Scientific classification
- Kingdom: Animalia
- Phylum: Chordata
- Class: Mammalia
- Order: Primates
- Family: Hylobatidae
- Genus: Hylobates
- Species: H. lar
- Subspecies: H. l. carpenteri
- Trinomial name: Hylobates lar carpenteri Groves, 1968

= Carpenter's lar gibbon =

Subspecies of ape

Carpenter's lar gibbon (Hylobates lar carpenteri) is an endangered subspecies of white-handed gibbon, also known as the lar gibbon. It is listed as an endangered species because it is believed to have undergone a decline of more than 50% in the prior three generations due to loss of forest habitat and loss of mature individuals to hunting. The subspecific name honors primatologist Clarence R. Carpenter.

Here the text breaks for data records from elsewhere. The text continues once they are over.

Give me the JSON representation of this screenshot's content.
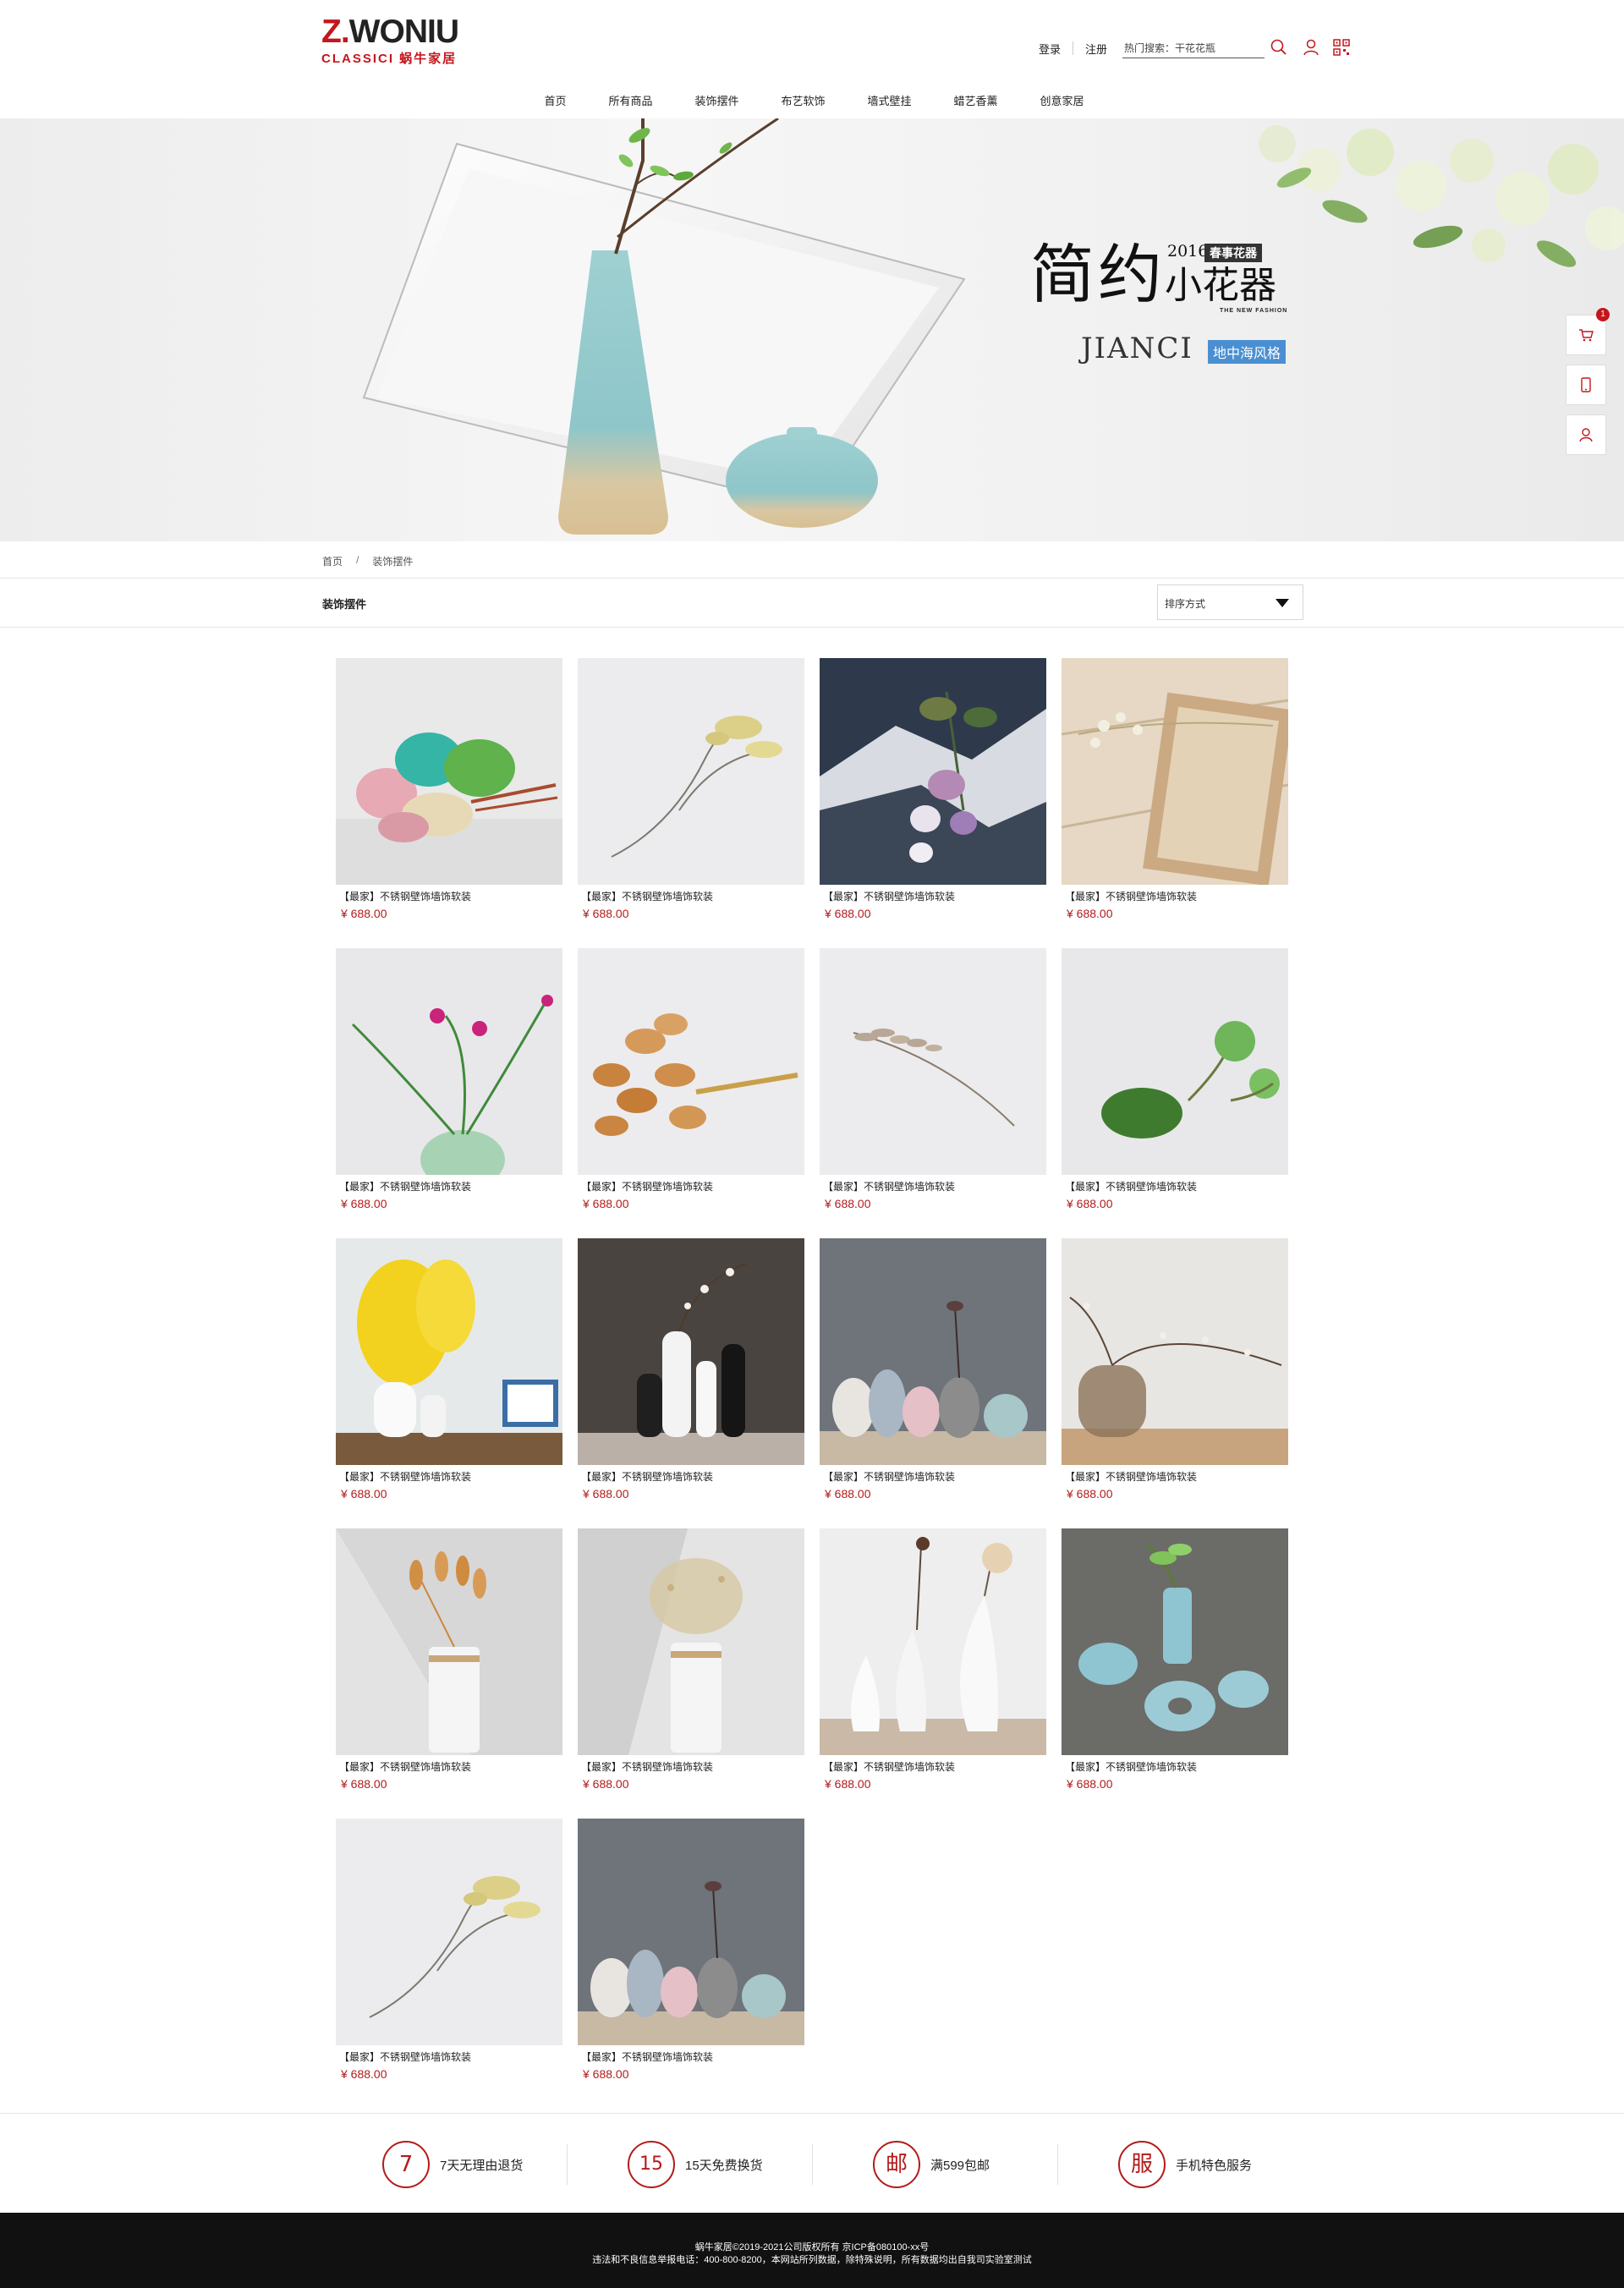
{
  "brand": {
    "logo_main": "WONIU",
    "logo_z": "Z.",
    "logo_sub": "CLASSICI 蜗牛家居"
  },
  "header": {
    "login": "登录",
    "register": "注册",
    "search_placeholder": "热门搜索：干花花瓶"
  },
  "nav": [
    "首页",
    "所有商品",
    "装饰摆件",
    "布艺软饰",
    "墙式壁挂",
    "蜡艺香薰",
    "创意家居"
  ],
  "banner": {
    "title_main": "简约",
    "title_sub": "小花器",
    "year": "2016",
    "tag": "春事花器",
    "subtitle": "THE NEW FASHION",
    "brand_word": "JIANCI",
    "style_tag": "地中海风格"
  },
  "side_tools": {
    "cart_count": "1"
  },
  "breadcrumb": {
    "home": "首页",
    "separator": "/",
    "current": "装饰摆件"
  },
  "category": {
    "title": "装饰摆件",
    "sort_label": "排序方式"
  },
  "products": [
    {
      "name": "【最家】不锈钢壁饰墙饰软装",
      "price": "¥ 688.00",
      "image": "colorful-dried-flowers"
    },
    {
      "name": "【最家】不锈钢壁饰墙饰软装",
      "price": "¥ 688.00",
      "image": "dried-yellow-sprig"
    },
    {
      "name": "【最家】不锈钢壁饰墙饰软装",
      "price": "¥ 688.00",
      "image": "flowers-in-shadow"
    },
    {
      "name": "【最家】不锈钢壁饰墙饰软装",
      "price": "¥ 688.00",
      "image": "flowers-on-wood-tray"
    },
    {
      "name": "【最家】不锈钢壁饰墙饰软装",
      "price": "¥ 688.00",
      "image": "pink-flowers-green-vase"
    },
    {
      "name": "【最家】不锈钢壁饰墙饰软装",
      "price": "¥ 688.00",
      "image": "bunny-tail-grass"
    },
    {
      "name": "【最家】不锈钢壁饰墙饰软装",
      "price": "¥ 688.00",
      "image": "dried-branch"
    },
    {
      "name": "【最家】不锈钢壁饰墙饰软装",
      "price": "¥ 688.00",
      "image": "lotus-leaves"
    },
    {
      "name": "【最家】不锈钢壁饰墙饰软装",
      "price": "¥ 688.00",
      "image": "yellow-orchid-vases"
    },
    {
      "name": "【最家】不锈钢壁饰墙饰软装",
      "price": "¥ 688.00",
      "image": "black-white-bottles"
    },
    {
      "name": "【最家】不锈钢壁饰墙饰软装",
      "price": "¥ 688.00",
      "image": "ceramic-vase-group"
    },
    {
      "name": "【最家】不锈钢壁饰墙饰软装",
      "price": "¥ 688.00",
      "image": "glass-vase-blossom"
    },
    {
      "name": "【最家】不锈钢壁饰墙饰软装",
      "price": "¥ 688.00",
      "image": "white-vase-grass"
    },
    {
      "name": "【最家】不锈钢壁饰墙饰软装",
      "price": "¥ 688.00",
      "image": "white-vase-dried"
    },
    {
      "name": "【最家】不锈钢壁饰墙饰软装",
      "price": "¥ 688.00",
      "image": "white-droplet-vases"
    },
    {
      "name": "【最家】不锈钢壁饰墙饰软装",
      "price": "¥ 688.00",
      "image": "blue-ceramics"
    },
    {
      "name": "【最家】不锈钢壁饰墙饰软装",
      "price": "¥ 688.00",
      "image": "dried-yellow-sprig"
    },
    {
      "name": "【最家】不锈钢壁饰墙饰软装",
      "price": "¥ 688.00",
      "image": "ceramic-vase-group"
    }
  ],
  "services": [
    {
      "icon": "7",
      "label": "7天无理由退货"
    },
    {
      "icon": "15",
      "label": "15天免费换货"
    },
    {
      "icon": "邮",
      "label": "满599包邮"
    },
    {
      "icon": "服",
      "label": "手机特色服务"
    }
  ],
  "footer": {
    "line1": "蜗牛家居©2019-2021公司版权所有 京ICP备080100-xx号",
    "line2": "违法和不良信息举报电话：400-800-8200，本网站所列数据，除特殊说明，所有数据均出自我司实验室测试"
  },
  "colors": {
    "accent": "#c4161c",
    "price": "#b31b1b",
    "footer_bg": "#111111",
    "style_tag_bg": "#4a8fd1"
  }
}
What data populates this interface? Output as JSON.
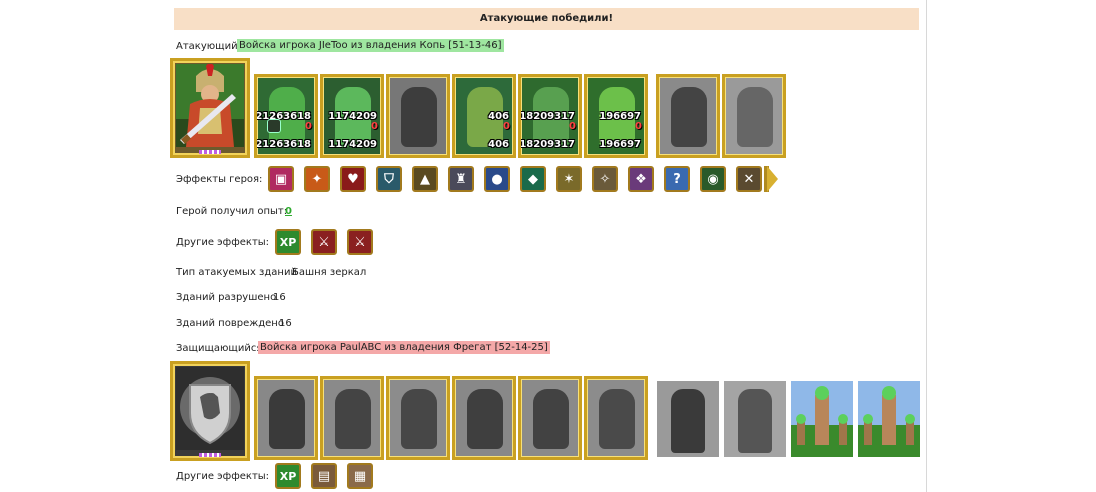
{
  "result": {
    "title": "Атакующие победили!"
  },
  "attacker": {
    "label": "Атакующий",
    "army": "Войска игрока JIeToo из владения Копь [51-13-46]",
    "units": [
      {
        "count": "21263618",
        "lost": "0",
        "remaining": "21263618"
      },
      {
        "count": "1174209",
        "lost": "0",
        "remaining": "1174209"
      },
      {
        "count": "",
        "lost": "",
        "remaining": ""
      },
      {
        "count": "406",
        "lost": "0",
        "remaining": "406"
      },
      {
        "count": "18209317",
        "lost": "0",
        "remaining": "18209317"
      },
      {
        "count": "196697",
        "lost": "0",
        "remaining": "196697"
      },
      {
        "count": "",
        "lost": "",
        "remaining": ""
      },
      {
        "count": "",
        "lost": "",
        "remaining": ""
      }
    ],
    "hero_effects_label": "Эффекты героя:",
    "hero_effects": [
      "chest-icon",
      "fire-scroll-icon",
      "heart-icon",
      "shield-icon",
      "helmet-icon",
      "armor-icon",
      "boots-icon",
      "amulet-icon",
      "star-rune-icon",
      "gauntlet-icon",
      "wings-icon",
      "question-icon",
      "eye-icon",
      "sword-arm-icon"
    ],
    "hero_effects_more": "arrow-right-icon",
    "experience_label": "Герой получил опыт:",
    "experience_value": "0",
    "other_effects_label": "Другие эффекты:",
    "other_effects": [
      {
        "icon": "xp-icon",
        "text": "XP"
      },
      {
        "icon": "sword-heart-icon",
        "text": ""
      },
      {
        "icon": "sword-heart-icon-2",
        "text": ""
      }
    ],
    "target_buildings_label": "Тип атакуемых зданий",
    "target_buildings_value": "Башня зеркал",
    "destroyed_label": "Зданий разрушено",
    "destroyed_value": "16",
    "damaged_label": "Зданий повреждено",
    "damaged_value": "16"
  },
  "defender": {
    "label": "Защищающийся",
    "army": "Войска игрока PaulABC из владения Фрегат [52-14-25]",
    "other_effects_label": "Другие эффекты:",
    "other_effects": [
      {
        "icon": "xp-icon",
        "text": "XP"
      },
      {
        "icon": "book-icon",
        "text": ""
      },
      {
        "icon": "wall-icon",
        "text": ""
      }
    ]
  },
  "colors": {
    "banner_bg": "#f8dfc6",
    "attacker_tag": "#9fe6a0",
    "defender_tag": "#f4a8a8",
    "frame_gold": "#c9a021",
    "exp_green": "#2eaa2e"
  }
}
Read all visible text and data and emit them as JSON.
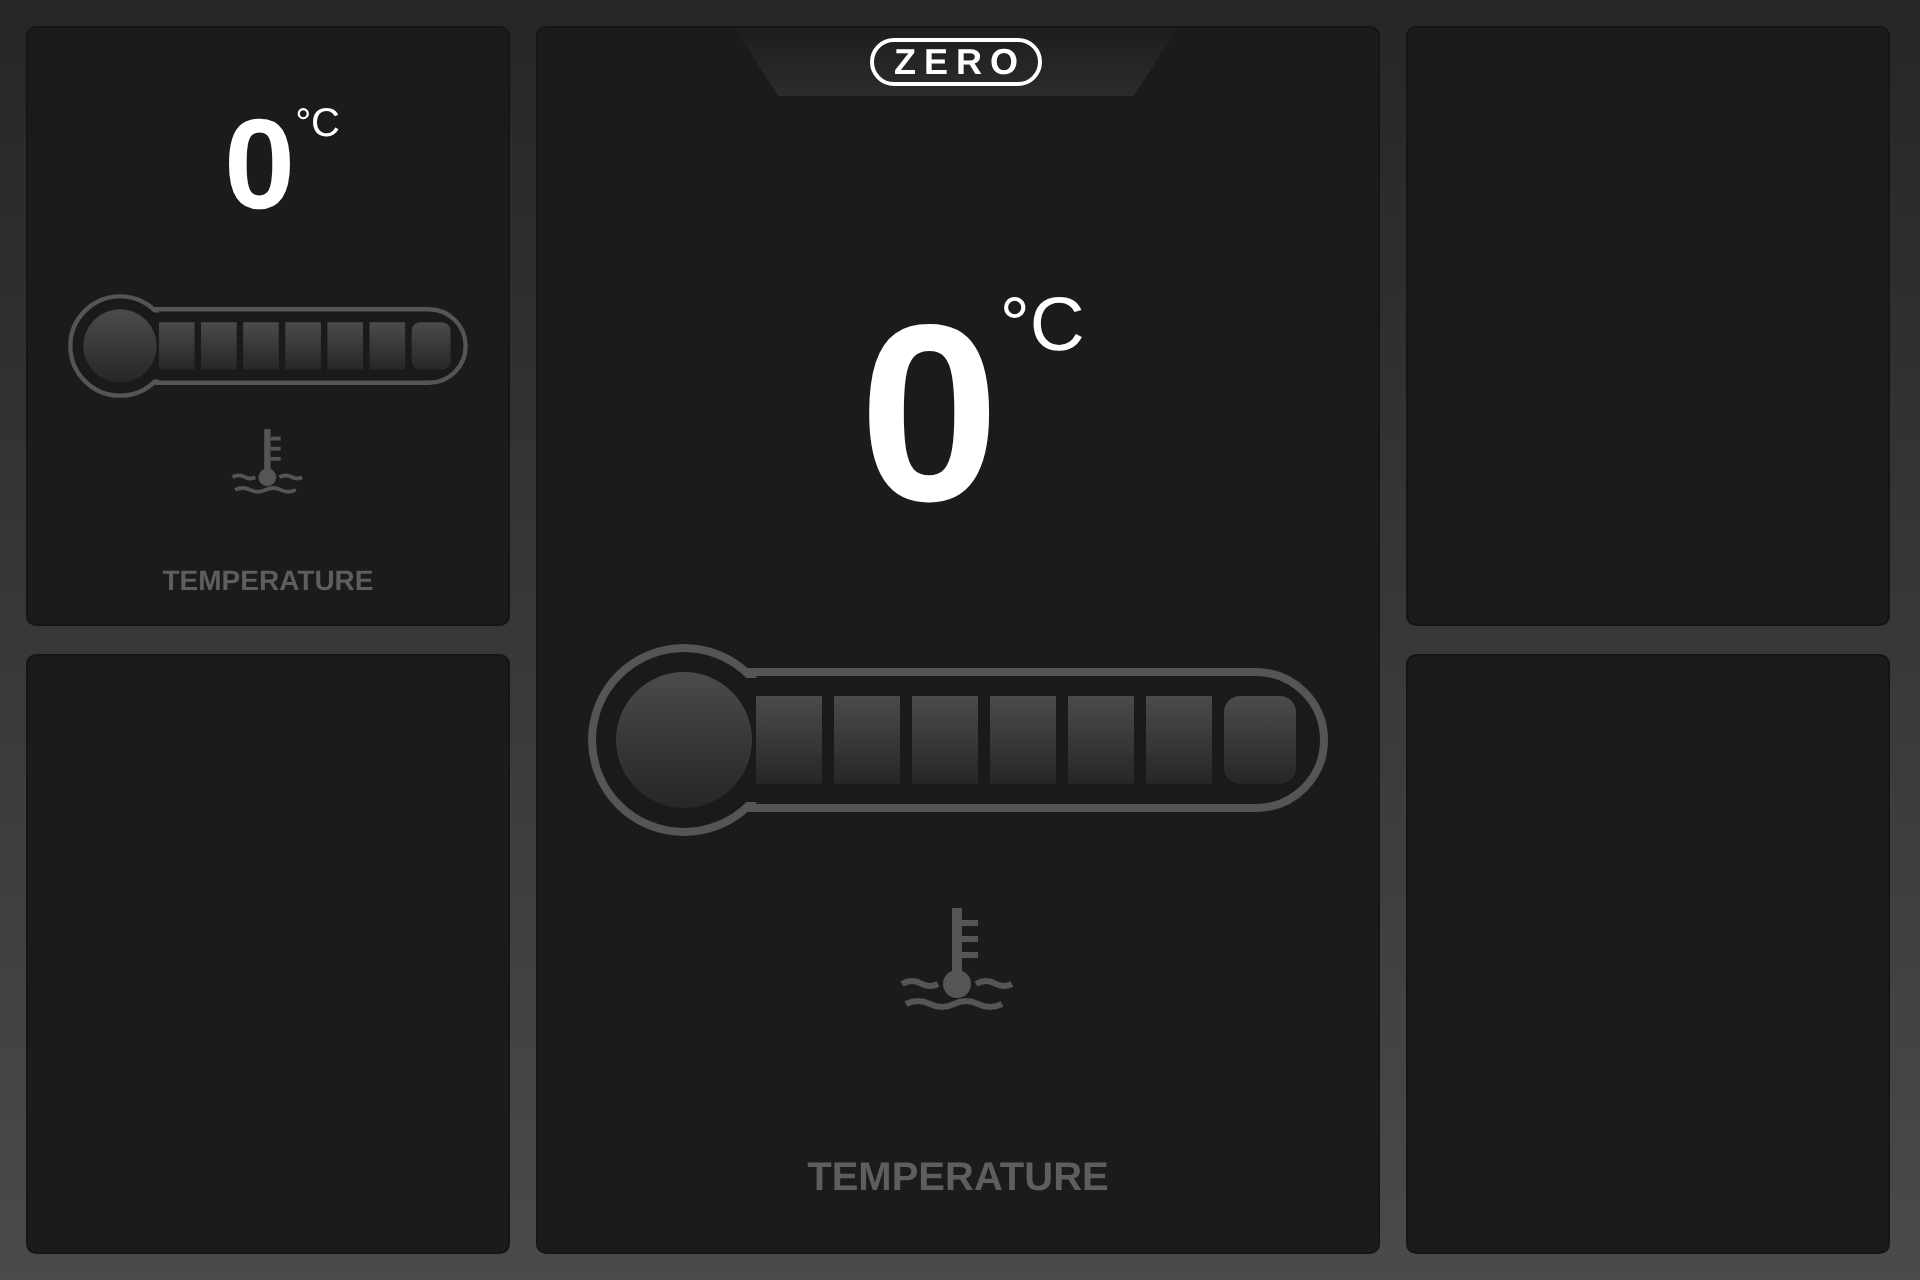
{
  "logo": "ZERO",
  "gauges": [
    {
      "value": "0",
      "unit": "°C",
      "label": "TEMPERATURE"
    },
    {
      "value": "0",
      "unit": "°C",
      "label": "TEMPERATURE"
    }
  ]
}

The subspecies is distinguished by sharply distinct dark and light color forms, both having a ring of white hair around the face, with hands and feet white sometimes as far as the wrists and ankles, and the hair much longer than in other subspecies. The dark form is very dark chocolate brown, the tips of the hairs being blackish and their bases silvery-brown, whereas the light form is creamy-white, with the basal one-quarter to one-third of the hairs light gray. Its range is confined to northern and part of northeastern Thailand. In the southwest part of its range, its distribution abuts that of the pileated gibbon, Hylobates pileatus.